Arabica’s years-long downtrend has led the price of this coffee to its lowest level since 2006 (see chart 10 below). For a brief time it was even feared that the price would fall below the USD1 per pound mark. Moreover, the price looks like it will remain muted going forward as well: if Brazil’s current low-yield year for Arabica couldn’t boost prices and the roya (coffee rust) epidemic affecting a large part of Central America was only able to lift them briefly, we see little hope for a trend reversal in 2014. Not only is production in Columbia likely to increase further in 2014, but above all Brazil is slated for a high-yield year.
In fact, the term “low-yield year” has lost much of its edge due to the flattening of the 2-year cycle. This year Brazil posted a record high for production in such a low-yield year and in all probability will post a record-high for production in a high-yield year in 2014. In terms of aggregate coffee volume this could translate to an increase of 10m bags to 57m bags, and some estimates even go as high as 60m bags or more. That is anything but a signal of scarcity (see chart 11 below). Such estimates are supported not only by the good weather conditions so far, but also by the overall improvement in the state of plantation. The good state of plantations, however, is due not least to investments made following the high prices of 2011. The longer the low-price phase persists, the more the investment “dividend” will shrink.
As a minimum, the current low price phase will lead to lower yields in the medium term due to scrimping on fertilizer and crop protection. So far the plantations have continued to persevere despite prices that have often fallen below production cost – but they won’t be able to hold on indefinitely. The marked increase in production costs of an estimated 12% yoy combined with low prices is likely to lower the profitability of coffee farming further. Thus, for the longer run, the ICO views the assumption of a higher coffee supply as questionable. But for now, prices are not budging, not even after the auctions of the Brazilian government, in which options were arranged for planters to deliver 3 million bags to state stockpiles in March 2014. According to the ICO, this non-reaction indicates that the market is underestimating the impact of Brazil’s policy, which it believes is likely to lead to a “precarious” balance.

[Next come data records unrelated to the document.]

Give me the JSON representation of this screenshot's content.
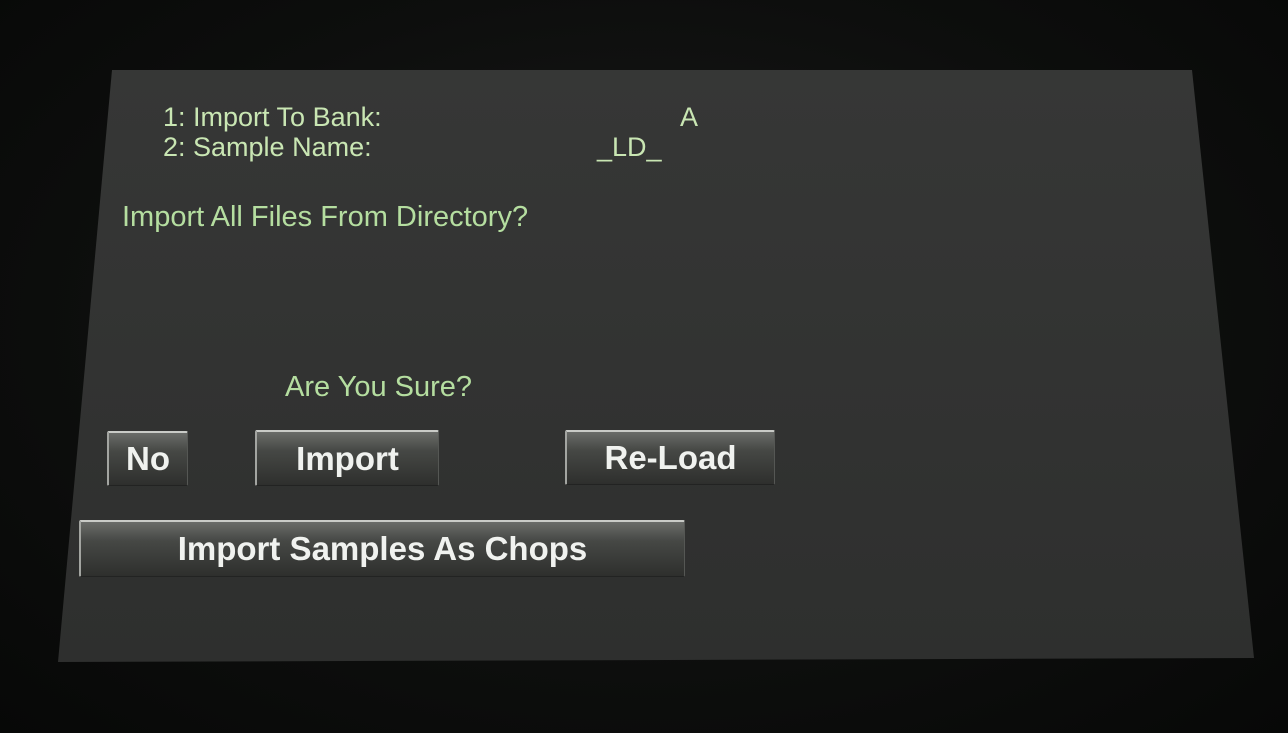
{
  "params": [
    {
      "label": "1: Import To Bank:",
      "value": "A"
    },
    {
      "label": "2: Sample Name:",
      "value": "_LD_"
    }
  ],
  "dialog": {
    "question": "Import All Files From Directory?",
    "confirm_prompt": "Are You Sure?"
  },
  "buttons": {
    "no": "No",
    "import": "Import",
    "reload": "Re-Load",
    "import_chops": "Import Samples As Chops"
  }
}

But that is still a long way off: Following a number of deficit years, 2012/13 has already ended with surplus of about 3m bags as estimated by the ICO. It is still not clear how global production volume will turn out in 2013/14, as increases in Vietnam and Columbia – the latter finally having emerged from its roya Odyssey of several years, which necessitated new plantings of more robust strains – will be offset by decreases in Brazil and currently roya-plagued Central America.

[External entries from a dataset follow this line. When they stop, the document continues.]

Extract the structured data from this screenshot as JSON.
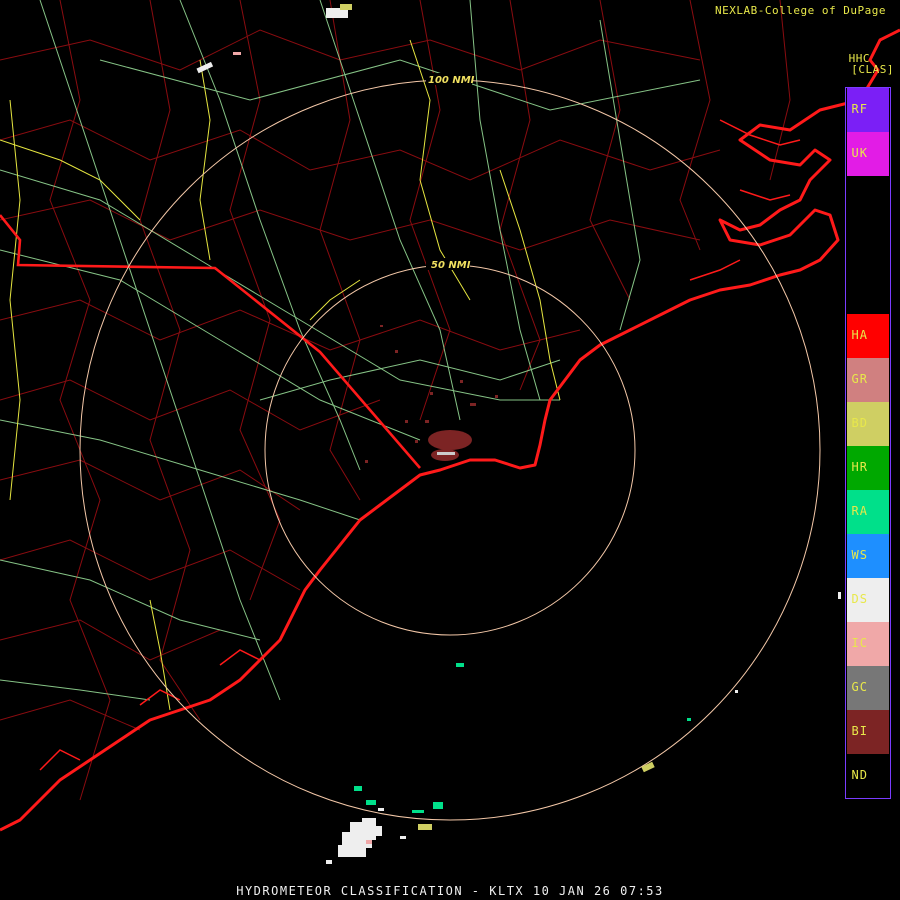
{
  "header": {
    "credit": "NEXLAB-College of DuPage",
    "product_code": "HHC",
    "classifier": "[CLAS]"
  },
  "footer": {
    "title": "HYDROMETEOR CLASSIFICATION - KLTX 10 JAN 26 07:53"
  },
  "rings": [
    {
      "label": "50 NMI"
    },
    {
      "label": "100 NMI"
    }
  ],
  "legend": [
    {
      "code": "RF",
      "color": "#7b1ff6"
    },
    {
      "code": "UK",
      "color": "#e21ce6"
    },
    {
      "code": "HA",
      "color": "#ff0000"
    },
    {
      "code": "GR",
      "color": "#d08080"
    },
    {
      "code": "BD",
      "color": "#cfcf63"
    },
    {
      "code": "HR",
      "color": "#00a800"
    },
    {
      "code": "RA",
      "color": "#00e08a"
    },
    {
      "code": "WS",
      "color": "#1e8fff"
    },
    {
      "code": "DS",
      "color": "#eeeeee"
    },
    {
      "code": "IC",
      "color": "#f0a8a8"
    },
    {
      "code": "GC",
      "color": "#777777"
    },
    {
      "code": "BI",
      "color": "#7c2424"
    },
    {
      "code": "ND",
      "color": "#000000"
    }
  ]
}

At present it seems there could also be surpluses in 2013/14 and 2014/15. The more diminished outlook for the years thereafter should, however, allow prices to rise slowly, so that after an intermittent low during the Brazilian harvest in 2014 we expect the price of coffee to recover to 110 US cents per pound in Q4 2014 and continue to rise thereafter.

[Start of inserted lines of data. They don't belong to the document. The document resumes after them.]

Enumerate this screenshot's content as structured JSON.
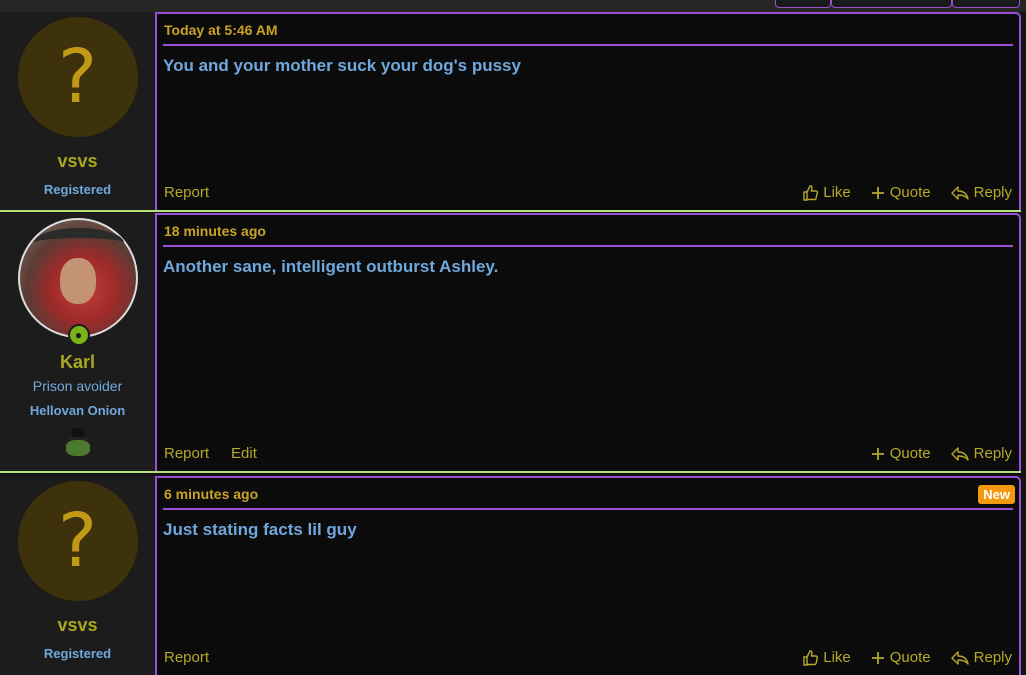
{
  "colors": {
    "accent_purple": "#9b4fd6",
    "separator_green": "#b8e07a",
    "username": "#a8a81a",
    "timestamp": "#c9a227",
    "body_text": "#6fa8dc",
    "action_text": "#b5a82a",
    "new_badge": "#f39a11",
    "online": "#7ab317"
  },
  "posts": [
    {
      "avatar_glyph": "?",
      "username": "vsvs",
      "user_banner": "Registered",
      "time": "Today at 5:46 AM",
      "body": "You and your mother suck your dog's pussy",
      "actions_left": [
        "Report"
      ],
      "like": "Like",
      "quote": "Quote",
      "reply": "Reply"
    },
    {
      "username": "Karl",
      "user_title": "Prison avoider",
      "user_banner": "Hellovan Onion",
      "time": "18 minutes ago",
      "body": "Another sane, intelligent outburst Ashley.",
      "actions_left": [
        "Report",
        "Edit"
      ],
      "quote": "Quote",
      "reply": "Reply"
    },
    {
      "avatar_glyph": "?",
      "username": "vsvs",
      "user_banner": "Registered",
      "time": "6 minutes ago",
      "badge": "New",
      "body": "Just stating facts lil guy",
      "actions_left": [
        "Report"
      ],
      "like": "Like",
      "quote": "Quote",
      "reply": "Reply"
    }
  ]
}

Since summer, Robusta prices have moved in a similarly negative fashion as Arabica prices after far outperforming them for a very long period. Nonetheless, Arabica prices remain low relative to Robusta prices when compared to their history. This should lead to a substitution of Arabica for Robusta in coffee consumption. The ICO believes this trend is already recognisable. The recent recovery of Robusta prices was largely due to the fact that Vietnam’s latest export numbers came in low despite what seems to have been a record-high harvest. The policy of holding back is apparently paying off, at least in the short run. We doubt Robusta prices will be able to escape the pressure of a plenteous coffee supply in 2014 and don’t expect its price to recover until the second half of the year – to a level of USD1,600 per ton.